El Ciruelo del Azteca

El Ciruelo del Azteca


Cuando nos mudamos de casa lo primero que hice fue ir fui a ver el patio, porque en definitiva lo más importante de una casa es eso, el patio.


Los dormitorios en inviernos si son fríos te pones otra frazada y listo; en verano levantabas la persiana asegurándote que la tela metálica estuviese sana para que los mosquitos no te hagan mella, y todo está bien. El baño tiene que tener lo indispensable, y no mucho más; en la cocina nunca estaba, salvo cuando mi abuela hacía aquellos deliciosos postres, que era bastante seguido, y me quedaba a raspar las ollas con la cuchara el dulce y las cremas que quedaban pegadas en ellas. Entonces, el patio, es sin duda, lo más importante, porque ahí pasan las cosas más desopilantes que un chico puede imaginar. Las guerras de los soldados más valientes se producen ahí; las carreras con los autos más lindos y veloces solo corren en tu patio. Los gritos de Tarzán se escuchaban más fuertes en tu patio, y las chozas de los indios siempre se las podían encontrar en el rincón más lejano, para que las fogatas que hacían no llenaran de humo la ropa del tendedero.

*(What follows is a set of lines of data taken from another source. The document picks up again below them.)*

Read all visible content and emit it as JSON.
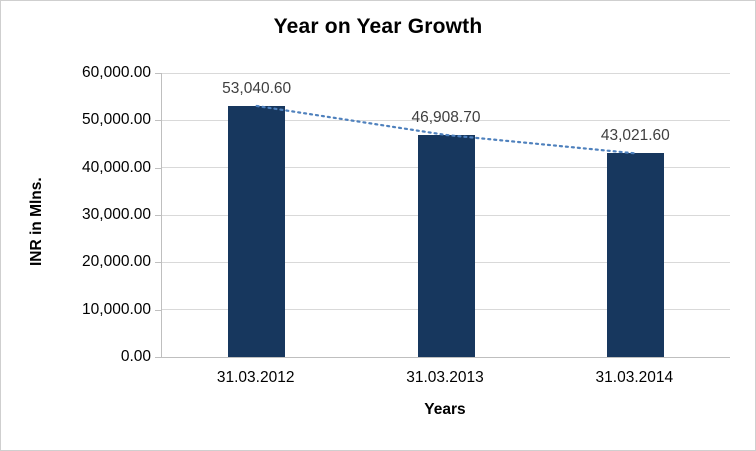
{
  "chart_data": {
    "type": "bar",
    "title": "Year on Year Growth",
    "categories": [
      "31.03.2012",
      "31.03.2013",
      "31.03.2014"
    ],
    "values": [
      53040.6,
      46908.7,
      43021.6
    ],
    "value_labels": [
      "53,040.60",
      "46,908.70",
      "43,021.60"
    ],
    "xlabel": "Years",
    "ylabel": "INR in Mlns.",
    "ylim": [
      0,
      60000
    ],
    "ytick_step": 10000,
    "ytick_labels": [
      "0.00",
      "10,000.00",
      "20,000.00",
      "30,000.00",
      "40,000.00",
      "50,000.00",
      "60,000.00"
    ],
    "grid": true,
    "legend_position": "none",
    "colors": {
      "bar": "#17375e",
      "trendline": "#4f81bd",
      "gridline": "#d9d9d9",
      "axis": "#bfbfbf",
      "data_label": "#3f3f3f",
      "chart_border": "#cfcfcf"
    }
  }
}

El patio de mi casa nueva era gigante si lo comparaba con el que tenía la vieja casa que habíamos dejado. Encima ese patio era mío, porque la casa era nuestra, habíamos dejado de alquilar la casa con zaguán que estaba sobre la calle E.F. Olmos al 635 para irnos a la esquina que formaban un desconocido Mitre con el marino Colón. Con la mudanza hecha pero con todo a medio acomodar, ya me había instalado en el casi desolado patio, y mentalmente estaba imaginando y distribuyendo el espacio que tendrían mis nuevas aventuras.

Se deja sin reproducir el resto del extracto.